Top Echelon Network Policy 9c

Issue: Candidate ownership after a candidate is placed in a contract (or temporary) position

Date: 11/01/94

After a candidate is placed in a temporary or contracting assignment, and the assignment ends or is terminated, the recruiter who originally supplied the candidate retains "ownership" of the candidate. If the job order agency wishes to again place the candidate in another temporary, contract, or permanent assignment, a full fee will be due to the candidate recruiter.

Spirit of this Policy
As the demand for contracting continues to increase, it becomes more important to address this issue. Top Echelon Network has witnessed the destruction of Trading Partner relationships because the job order agency would place a candidate in a short-term contract assignment one time, pay the candidate recruiter a normal split fee, and proceed to place the candidate a second and third time without wanting to compensate the candidate recruiter. The job order agency typically doesn’t feel the submitting agency is entitled to any portion of these future earnings, and the candidate recruiter typically feels he is being cheated. The result being, the two firms can no longer work together. In order for Trading Partner relationships to flourish, both recruiters must share in the winnings when times are good and struggle through the hard times when things are bad. If the candidate recruiter isn’t compensated on future placements of his candidate, he not only will feel deceived, but he also has no incentive to let his candidate work the job order agency’s assignment. Obviously, this creates an unhealthy environment and future split placements will not occur.
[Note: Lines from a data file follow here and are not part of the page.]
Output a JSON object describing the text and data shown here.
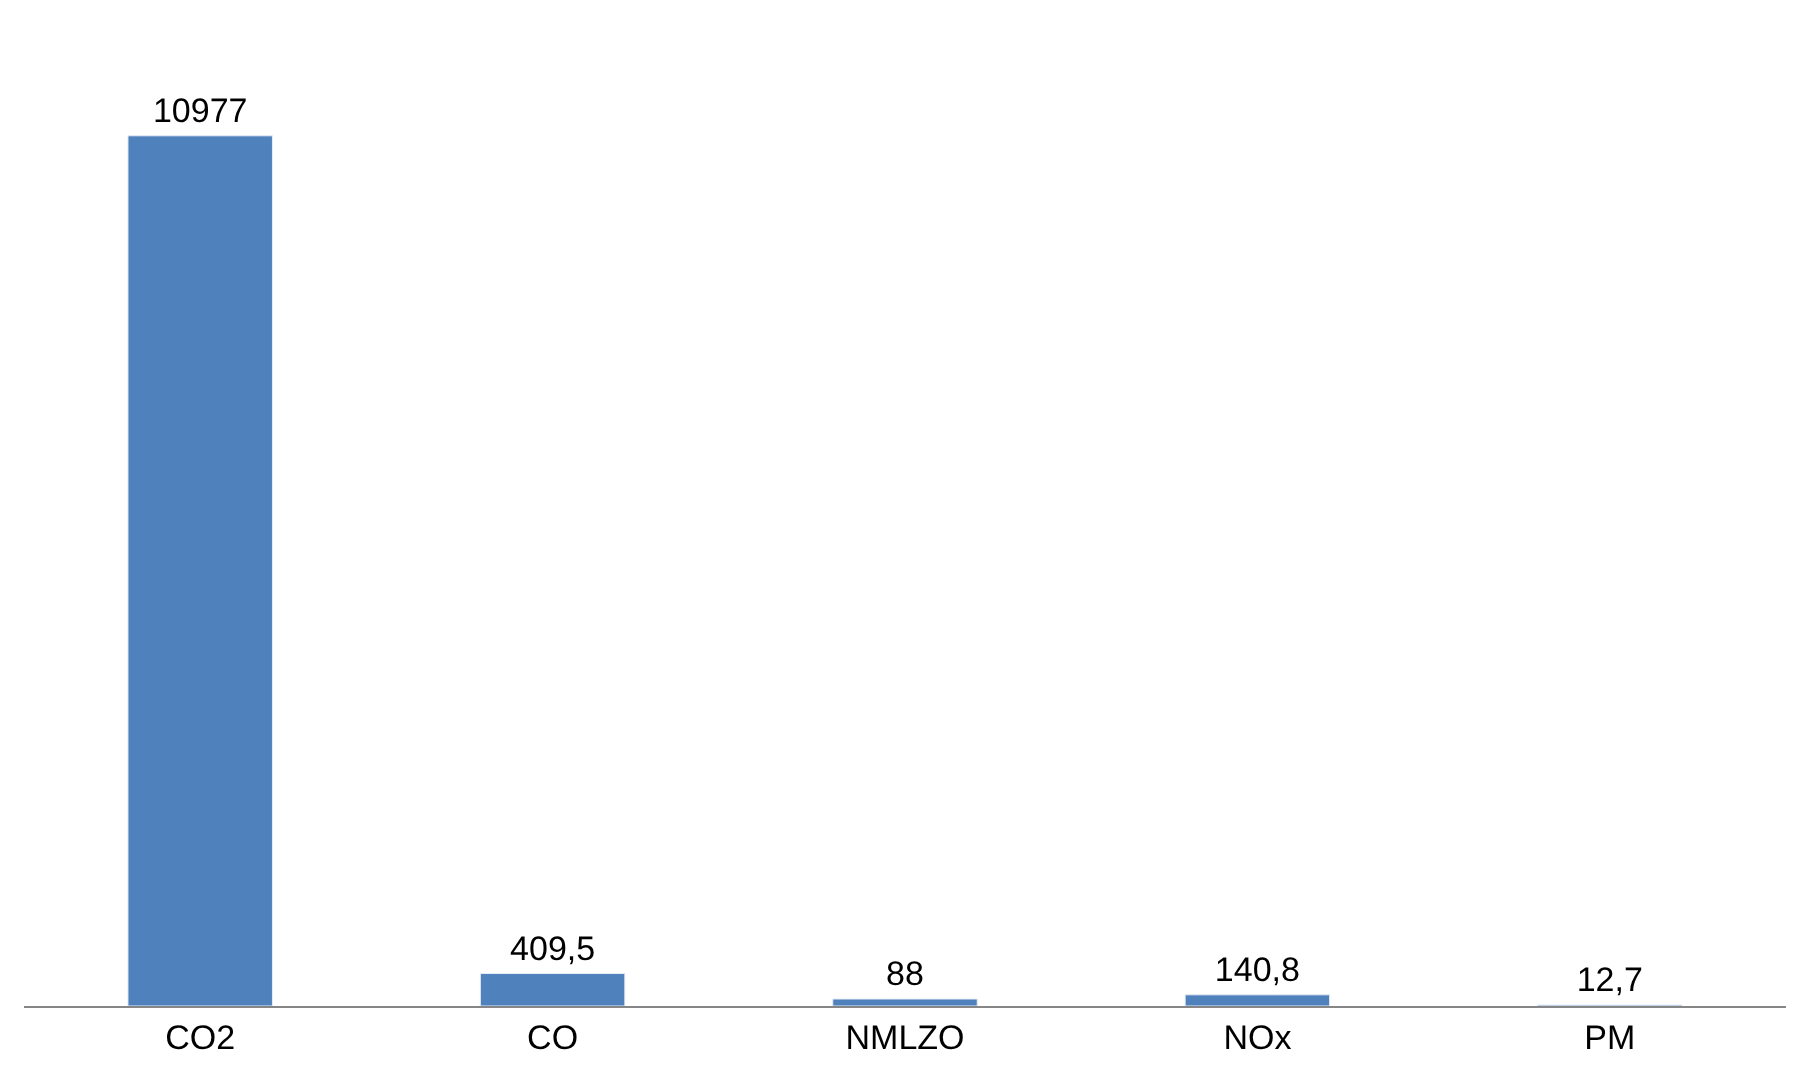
{
  "chart_data": {
    "type": "bar",
    "categories": [
      "CO2",
      "CO",
      "NMLZO",
      "NOx",
      "PM"
    ],
    "values": [
      10977,
      409.5,
      88,
      140.8,
      12.7
    ],
    "value_labels": [
      "10977",
      "409,5",
      "88",
      "140,8",
      "12,7"
    ],
    "color": "#4f81bd"
  }
}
Therefore, it is Top Echelon Network’s feeling that when a job order agency uses another recruiter’s candidate for a short-term temporary or contracting assignment, future placements (temporary, contract, or permanent) of the candidate should also result in a normal split placement fee being paid to the original candidate recruiter. If the placing agency doesn’t agree with this policy, they should go recruit their own candidate and not use the candidate of the candidate recruiter. It is our feeling that the only time the job order agency will not owe the candidate recruiter a fee on future placements of his candidate is when the placing agency has broken "the chain of communication" with the candidate for a significant period of time (e.g., no less than 18 months), and the candidate contacted the job order agency for help, and the job order agency can prove this. See Policy #9b for a description of the "chain of communication."

This policy follows the industry’s BUT FOR RULE. Due to the nature of contracting assignments, the job order agency will maintain an "on and off" level of communication with a contracting candidate sometimes for years. This being the case, if the job order agency wishes to place the candidate again, a full split is required because "BUT FOR" that original agency’s referral of the candidate, there would not be a candidate to place.